Niçün geçildi?.. Nerde hata yaptık?..İstanbul’u nasıl işgal altında olmaya mahkum ettik?! Bunları düşünmemiz lazım..Benim Çanakkale’ de söyleyeceğim söz budur..Öteki lafları zaten duyuyorsunuz.. Gerçi onları da söyleceğim o ayrı..Uzun yıllar ihmal edilmiştir Çanakkale.
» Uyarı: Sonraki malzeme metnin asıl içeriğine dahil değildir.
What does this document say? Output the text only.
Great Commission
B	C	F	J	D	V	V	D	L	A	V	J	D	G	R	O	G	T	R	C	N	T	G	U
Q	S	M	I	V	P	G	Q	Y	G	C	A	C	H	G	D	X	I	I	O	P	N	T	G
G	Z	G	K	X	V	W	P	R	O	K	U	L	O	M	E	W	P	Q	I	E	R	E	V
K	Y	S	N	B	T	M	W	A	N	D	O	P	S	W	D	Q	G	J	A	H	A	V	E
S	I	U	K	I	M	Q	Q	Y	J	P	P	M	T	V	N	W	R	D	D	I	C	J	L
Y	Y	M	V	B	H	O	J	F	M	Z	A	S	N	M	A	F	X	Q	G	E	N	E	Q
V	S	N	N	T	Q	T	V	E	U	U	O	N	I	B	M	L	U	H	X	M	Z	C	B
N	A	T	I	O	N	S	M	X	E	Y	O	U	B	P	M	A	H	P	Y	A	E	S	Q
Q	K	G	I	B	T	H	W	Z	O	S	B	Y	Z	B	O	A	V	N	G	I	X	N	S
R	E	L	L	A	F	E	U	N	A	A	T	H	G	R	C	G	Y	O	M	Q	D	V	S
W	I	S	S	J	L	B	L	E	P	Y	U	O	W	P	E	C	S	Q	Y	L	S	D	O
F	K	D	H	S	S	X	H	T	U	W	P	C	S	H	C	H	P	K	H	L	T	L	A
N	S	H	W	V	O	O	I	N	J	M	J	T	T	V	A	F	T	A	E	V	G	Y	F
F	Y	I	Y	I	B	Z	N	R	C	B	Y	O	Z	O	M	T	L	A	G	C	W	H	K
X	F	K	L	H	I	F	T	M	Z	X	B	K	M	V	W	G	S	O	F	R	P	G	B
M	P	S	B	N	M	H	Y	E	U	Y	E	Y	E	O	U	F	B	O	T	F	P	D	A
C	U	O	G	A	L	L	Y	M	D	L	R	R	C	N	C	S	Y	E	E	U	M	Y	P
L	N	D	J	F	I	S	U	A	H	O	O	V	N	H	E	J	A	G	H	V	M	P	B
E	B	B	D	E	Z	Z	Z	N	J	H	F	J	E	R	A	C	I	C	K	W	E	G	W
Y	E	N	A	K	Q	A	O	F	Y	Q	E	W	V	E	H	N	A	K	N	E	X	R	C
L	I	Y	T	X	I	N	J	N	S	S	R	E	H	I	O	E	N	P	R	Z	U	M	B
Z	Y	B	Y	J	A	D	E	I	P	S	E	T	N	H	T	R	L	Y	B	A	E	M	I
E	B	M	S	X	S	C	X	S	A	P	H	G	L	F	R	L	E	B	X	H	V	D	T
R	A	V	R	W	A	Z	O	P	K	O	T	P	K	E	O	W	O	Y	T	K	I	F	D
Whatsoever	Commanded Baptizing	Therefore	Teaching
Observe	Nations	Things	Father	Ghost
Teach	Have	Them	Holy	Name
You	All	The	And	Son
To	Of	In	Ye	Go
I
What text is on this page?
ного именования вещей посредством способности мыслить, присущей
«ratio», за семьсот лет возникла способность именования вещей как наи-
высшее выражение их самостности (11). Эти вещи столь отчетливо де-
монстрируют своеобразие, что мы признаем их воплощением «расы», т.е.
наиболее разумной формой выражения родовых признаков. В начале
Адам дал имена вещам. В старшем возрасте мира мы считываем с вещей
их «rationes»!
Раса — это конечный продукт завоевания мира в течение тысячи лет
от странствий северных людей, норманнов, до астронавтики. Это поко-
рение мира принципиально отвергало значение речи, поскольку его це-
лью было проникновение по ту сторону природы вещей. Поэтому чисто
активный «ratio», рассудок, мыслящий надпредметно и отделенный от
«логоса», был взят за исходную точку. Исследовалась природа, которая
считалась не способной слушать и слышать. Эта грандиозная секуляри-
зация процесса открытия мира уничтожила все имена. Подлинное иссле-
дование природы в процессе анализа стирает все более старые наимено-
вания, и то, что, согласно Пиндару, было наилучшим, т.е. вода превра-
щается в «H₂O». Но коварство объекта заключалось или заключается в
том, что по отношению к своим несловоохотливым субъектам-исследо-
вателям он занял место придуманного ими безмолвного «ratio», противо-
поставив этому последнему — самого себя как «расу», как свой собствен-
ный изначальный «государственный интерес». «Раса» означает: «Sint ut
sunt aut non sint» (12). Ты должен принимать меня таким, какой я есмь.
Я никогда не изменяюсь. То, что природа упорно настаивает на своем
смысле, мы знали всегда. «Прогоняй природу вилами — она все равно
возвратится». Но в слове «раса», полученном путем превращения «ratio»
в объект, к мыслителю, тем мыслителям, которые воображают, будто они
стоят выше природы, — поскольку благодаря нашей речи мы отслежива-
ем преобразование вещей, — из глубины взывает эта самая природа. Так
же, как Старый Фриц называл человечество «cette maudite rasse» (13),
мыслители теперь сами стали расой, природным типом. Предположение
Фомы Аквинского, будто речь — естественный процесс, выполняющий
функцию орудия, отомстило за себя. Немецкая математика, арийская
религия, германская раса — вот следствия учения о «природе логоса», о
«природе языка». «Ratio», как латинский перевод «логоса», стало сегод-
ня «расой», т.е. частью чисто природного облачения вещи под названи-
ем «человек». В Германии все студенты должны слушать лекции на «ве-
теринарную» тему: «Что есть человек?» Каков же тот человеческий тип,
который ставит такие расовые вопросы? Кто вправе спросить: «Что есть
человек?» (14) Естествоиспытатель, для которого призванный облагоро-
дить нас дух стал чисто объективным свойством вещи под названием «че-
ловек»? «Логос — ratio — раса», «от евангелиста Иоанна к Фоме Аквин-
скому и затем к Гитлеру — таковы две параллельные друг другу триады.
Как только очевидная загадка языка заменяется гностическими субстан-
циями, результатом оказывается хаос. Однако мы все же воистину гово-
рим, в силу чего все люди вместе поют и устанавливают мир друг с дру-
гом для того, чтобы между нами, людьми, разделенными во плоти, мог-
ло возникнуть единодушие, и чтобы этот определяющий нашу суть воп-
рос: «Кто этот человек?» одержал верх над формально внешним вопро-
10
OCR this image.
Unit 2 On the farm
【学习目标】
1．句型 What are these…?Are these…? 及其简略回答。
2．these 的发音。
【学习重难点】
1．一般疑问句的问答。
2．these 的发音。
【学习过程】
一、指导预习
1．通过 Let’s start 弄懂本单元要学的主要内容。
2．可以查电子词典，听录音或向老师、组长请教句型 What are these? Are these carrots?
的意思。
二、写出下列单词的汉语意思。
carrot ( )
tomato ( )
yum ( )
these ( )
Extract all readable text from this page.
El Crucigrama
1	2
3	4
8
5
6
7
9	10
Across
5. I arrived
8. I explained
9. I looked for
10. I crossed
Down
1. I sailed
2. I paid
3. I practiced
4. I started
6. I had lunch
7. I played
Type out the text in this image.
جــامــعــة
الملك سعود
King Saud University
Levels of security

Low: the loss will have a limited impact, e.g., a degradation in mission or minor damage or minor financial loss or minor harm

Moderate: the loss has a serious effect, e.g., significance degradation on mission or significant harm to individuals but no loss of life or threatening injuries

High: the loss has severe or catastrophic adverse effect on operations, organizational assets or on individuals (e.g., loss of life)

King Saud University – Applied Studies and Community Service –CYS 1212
Kültür Bakanlığının, eski güzel sanatlar genel müdürü Allah selamet versin Mehmet Bey’in özel gayreti ile, şimdi Çanakkale’de çok ciddi şehitlikler yapıldı.. Senelerce Çanakkale’ye uygun, layık olamaz gerçi, Akif Bey’in söylediği gibi:” YİNE BİR ŞEY YAPABİLDİM DİYEMEM HATIRANA” amma hiçbir şey yapılmamıştı. .bir general Nuri Yamut un’ (Allah Rahmet eylesin) yaptırdığı ilk şehitlik..Sonra benim çocukluğumda; o zamanki Ali Naci Karacanın, Milliyet Gazetesinin kampanyası ile ÇANAKKALE ABİDDESİ HALKTAN TOPLANAN PARALARLA YAPILDI..DEVLET YAPMADI.. Ama hiçbir şehitlik yapılmamıştı..Sonraa, şimdi şehitlikler var.Şimdi benim sizden bir ricam var.. Çanakkale sabah gidilip akşam dönülebilecek kadar yakın bir yer. .Gelibolu’daki şehitliklere mutlaka gidin.. Ama herkesin yaptığı gibi şehitliklerin kapısında Fatiha okuyup geçmeyin, içine girin ve orada iki şeye lütfen dikkat edin.. Hepsinin üzerinde isimleri, rütbeleri, doğum tarihleri ve doğum yerleri var şehitlerimizin.. Kaç yaşındalar ve nerede doğmuşlar? buna dikkat edin..
O zaman bu bize şunu
kazandıracak..Ne yazık ki Lozan
antlaşması ile tesbit edilen siyasi sınırlarımızdan sonra;bizim kafamızın-
gönlümüzün hitap ettiği, çalıştığı, tefekkürümüzün yayılması gerekirken, bunu
da Lozan sınırları içine hapsettiler..Bize bir takım yalanlar söylediler..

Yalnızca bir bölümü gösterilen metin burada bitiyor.